Student Question of the Week: Taxation of Life Insurance Proceeds

Student Question from Krishna
Course: Insurance Planning

Student Question:

I think I’m missing something w/this concept. I don’t understand how life insurance proceeds would be taxable to the owner’s estate when the beneficiary is someone else? Example: If I am the policy owner and I purchase life insurance on myself and name my sister as the beneficiary, wouldn’t the proceeds of that policy be paid to the sister tax-free at the time of my death? So, how would the proceeds of this policy be considered part of my taxable estate when paid to someone else?
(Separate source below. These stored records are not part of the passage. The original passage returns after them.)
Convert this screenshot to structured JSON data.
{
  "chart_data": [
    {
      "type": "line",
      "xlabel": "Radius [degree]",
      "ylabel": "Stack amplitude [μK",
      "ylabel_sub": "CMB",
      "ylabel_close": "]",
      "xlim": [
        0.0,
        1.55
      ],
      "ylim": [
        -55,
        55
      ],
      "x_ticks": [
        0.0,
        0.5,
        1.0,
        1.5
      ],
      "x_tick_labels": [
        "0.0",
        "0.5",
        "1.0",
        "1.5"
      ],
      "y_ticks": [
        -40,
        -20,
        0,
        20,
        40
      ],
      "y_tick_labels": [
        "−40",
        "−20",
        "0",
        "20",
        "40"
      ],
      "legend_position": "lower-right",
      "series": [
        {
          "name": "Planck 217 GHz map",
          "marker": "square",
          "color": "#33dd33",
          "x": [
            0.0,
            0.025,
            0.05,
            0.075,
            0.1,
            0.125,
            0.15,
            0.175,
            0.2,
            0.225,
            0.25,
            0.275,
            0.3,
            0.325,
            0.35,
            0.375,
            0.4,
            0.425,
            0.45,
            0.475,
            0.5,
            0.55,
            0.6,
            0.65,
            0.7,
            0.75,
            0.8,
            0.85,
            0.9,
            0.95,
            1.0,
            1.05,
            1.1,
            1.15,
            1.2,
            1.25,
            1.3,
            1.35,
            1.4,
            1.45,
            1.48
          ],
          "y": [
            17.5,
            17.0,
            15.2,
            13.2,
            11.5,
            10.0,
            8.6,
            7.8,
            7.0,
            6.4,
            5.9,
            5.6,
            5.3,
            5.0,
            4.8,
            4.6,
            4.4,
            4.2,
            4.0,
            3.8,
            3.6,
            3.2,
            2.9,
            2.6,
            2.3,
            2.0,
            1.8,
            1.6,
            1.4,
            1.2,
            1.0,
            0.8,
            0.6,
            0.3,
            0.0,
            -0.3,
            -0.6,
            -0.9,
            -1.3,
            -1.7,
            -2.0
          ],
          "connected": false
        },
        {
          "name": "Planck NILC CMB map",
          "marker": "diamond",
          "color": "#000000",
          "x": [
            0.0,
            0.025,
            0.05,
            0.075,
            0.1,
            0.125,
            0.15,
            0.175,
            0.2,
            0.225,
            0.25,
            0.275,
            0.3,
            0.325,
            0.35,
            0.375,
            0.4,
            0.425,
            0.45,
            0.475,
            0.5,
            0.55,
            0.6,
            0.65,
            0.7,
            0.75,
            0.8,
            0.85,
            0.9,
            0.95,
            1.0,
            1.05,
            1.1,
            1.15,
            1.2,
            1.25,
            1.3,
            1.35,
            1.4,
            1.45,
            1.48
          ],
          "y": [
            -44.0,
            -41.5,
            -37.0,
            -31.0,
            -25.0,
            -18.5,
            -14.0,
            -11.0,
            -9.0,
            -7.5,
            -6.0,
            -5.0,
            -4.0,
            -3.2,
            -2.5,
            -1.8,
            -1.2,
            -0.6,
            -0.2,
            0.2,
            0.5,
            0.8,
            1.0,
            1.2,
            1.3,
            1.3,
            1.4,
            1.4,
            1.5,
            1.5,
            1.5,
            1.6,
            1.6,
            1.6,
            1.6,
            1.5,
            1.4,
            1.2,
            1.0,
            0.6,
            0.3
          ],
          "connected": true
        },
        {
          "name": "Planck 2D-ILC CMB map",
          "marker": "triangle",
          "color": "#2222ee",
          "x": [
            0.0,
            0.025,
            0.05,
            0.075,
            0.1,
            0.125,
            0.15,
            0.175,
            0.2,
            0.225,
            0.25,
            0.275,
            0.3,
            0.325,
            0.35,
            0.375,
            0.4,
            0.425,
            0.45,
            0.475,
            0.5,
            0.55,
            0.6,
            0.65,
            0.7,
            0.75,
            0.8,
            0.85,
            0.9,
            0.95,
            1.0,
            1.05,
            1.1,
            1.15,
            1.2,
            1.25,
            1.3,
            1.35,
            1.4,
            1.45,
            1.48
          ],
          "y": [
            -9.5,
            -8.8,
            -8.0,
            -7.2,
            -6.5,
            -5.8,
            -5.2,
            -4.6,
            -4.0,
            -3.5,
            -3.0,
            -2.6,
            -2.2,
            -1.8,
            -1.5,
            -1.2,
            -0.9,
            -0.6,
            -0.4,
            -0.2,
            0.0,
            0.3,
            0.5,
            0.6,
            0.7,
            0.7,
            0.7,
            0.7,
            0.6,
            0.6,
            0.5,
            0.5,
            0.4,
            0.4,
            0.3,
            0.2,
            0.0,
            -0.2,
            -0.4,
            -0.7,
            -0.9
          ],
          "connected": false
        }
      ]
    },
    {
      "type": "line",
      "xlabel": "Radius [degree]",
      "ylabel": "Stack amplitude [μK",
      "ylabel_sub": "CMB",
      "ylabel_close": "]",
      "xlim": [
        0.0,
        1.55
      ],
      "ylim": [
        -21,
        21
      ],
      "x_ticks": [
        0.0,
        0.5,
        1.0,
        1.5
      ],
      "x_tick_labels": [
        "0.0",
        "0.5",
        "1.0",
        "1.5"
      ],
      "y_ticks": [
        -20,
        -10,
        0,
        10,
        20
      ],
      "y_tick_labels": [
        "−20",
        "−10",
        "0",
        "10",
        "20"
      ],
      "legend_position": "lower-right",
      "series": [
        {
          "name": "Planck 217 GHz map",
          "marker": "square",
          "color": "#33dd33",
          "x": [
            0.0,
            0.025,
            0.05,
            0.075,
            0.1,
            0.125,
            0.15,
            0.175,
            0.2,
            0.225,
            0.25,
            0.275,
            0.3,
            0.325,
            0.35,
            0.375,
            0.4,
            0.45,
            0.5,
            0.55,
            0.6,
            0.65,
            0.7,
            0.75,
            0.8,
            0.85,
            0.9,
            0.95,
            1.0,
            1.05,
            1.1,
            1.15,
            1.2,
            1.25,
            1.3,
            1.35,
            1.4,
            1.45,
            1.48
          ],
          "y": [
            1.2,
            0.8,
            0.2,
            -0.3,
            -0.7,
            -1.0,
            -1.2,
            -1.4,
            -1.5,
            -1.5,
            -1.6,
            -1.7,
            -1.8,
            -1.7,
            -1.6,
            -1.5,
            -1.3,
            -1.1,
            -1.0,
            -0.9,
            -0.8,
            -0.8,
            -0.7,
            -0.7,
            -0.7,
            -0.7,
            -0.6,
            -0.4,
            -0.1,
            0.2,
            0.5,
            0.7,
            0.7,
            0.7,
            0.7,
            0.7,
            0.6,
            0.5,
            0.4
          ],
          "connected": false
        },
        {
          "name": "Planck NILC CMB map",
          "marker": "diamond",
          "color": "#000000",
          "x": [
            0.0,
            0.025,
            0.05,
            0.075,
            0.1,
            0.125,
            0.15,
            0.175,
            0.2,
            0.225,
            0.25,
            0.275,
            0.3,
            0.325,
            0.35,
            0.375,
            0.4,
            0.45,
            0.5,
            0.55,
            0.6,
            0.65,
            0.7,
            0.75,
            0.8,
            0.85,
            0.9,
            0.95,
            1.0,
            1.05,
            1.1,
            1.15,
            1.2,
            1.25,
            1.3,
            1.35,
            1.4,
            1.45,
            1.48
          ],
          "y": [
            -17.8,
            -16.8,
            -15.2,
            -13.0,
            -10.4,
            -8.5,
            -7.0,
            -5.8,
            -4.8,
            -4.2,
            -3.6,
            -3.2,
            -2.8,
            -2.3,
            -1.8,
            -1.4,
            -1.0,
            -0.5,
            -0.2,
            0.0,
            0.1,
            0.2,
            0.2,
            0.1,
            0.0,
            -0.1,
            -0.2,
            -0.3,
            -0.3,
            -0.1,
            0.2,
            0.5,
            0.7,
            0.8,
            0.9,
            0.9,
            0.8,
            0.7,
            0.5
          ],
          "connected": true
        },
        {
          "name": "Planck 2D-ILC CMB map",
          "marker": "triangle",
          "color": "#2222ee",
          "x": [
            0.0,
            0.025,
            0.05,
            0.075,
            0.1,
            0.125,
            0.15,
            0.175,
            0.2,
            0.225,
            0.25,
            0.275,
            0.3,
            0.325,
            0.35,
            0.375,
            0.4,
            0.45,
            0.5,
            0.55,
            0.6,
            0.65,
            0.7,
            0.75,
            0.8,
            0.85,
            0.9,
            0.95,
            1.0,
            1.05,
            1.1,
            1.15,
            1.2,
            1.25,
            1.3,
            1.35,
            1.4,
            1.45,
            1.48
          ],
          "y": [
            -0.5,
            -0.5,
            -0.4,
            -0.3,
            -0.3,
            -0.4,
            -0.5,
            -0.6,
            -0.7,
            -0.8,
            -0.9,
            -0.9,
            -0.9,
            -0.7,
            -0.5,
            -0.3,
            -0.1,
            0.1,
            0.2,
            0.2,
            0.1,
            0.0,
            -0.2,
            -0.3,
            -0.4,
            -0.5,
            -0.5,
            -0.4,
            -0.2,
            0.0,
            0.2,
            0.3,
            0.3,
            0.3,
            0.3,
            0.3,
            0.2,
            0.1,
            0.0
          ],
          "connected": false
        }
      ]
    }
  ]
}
Assistance appreciated!


Instructor Response:

Hi Krishna-

Great questions here and you’re going to learn a lot more about this when we get to estate planning but essentially, the reason it’s still taxable to the estate is because the deceased is considered to own the policy. The beneficiary has no bearing here. So, in your example, if you have a policy on yourself and YOU are making the premium payments, and YOU have the ability to change that beneficiary from your sister to anyone else, then YOU are the OWNER of that policy.  And as long as YOU own the policy, at your death, the death benefit is considered your asset.  You had control over who that death benefit went to so it’s your money that you are giving to your sister.  At least in the eyes of the tax law.

And keep in mind, we’re talking about the estate tax here. There will not be an income tax due for the beneficiary or anyone else.

Does that help to clarify?  Please let me know.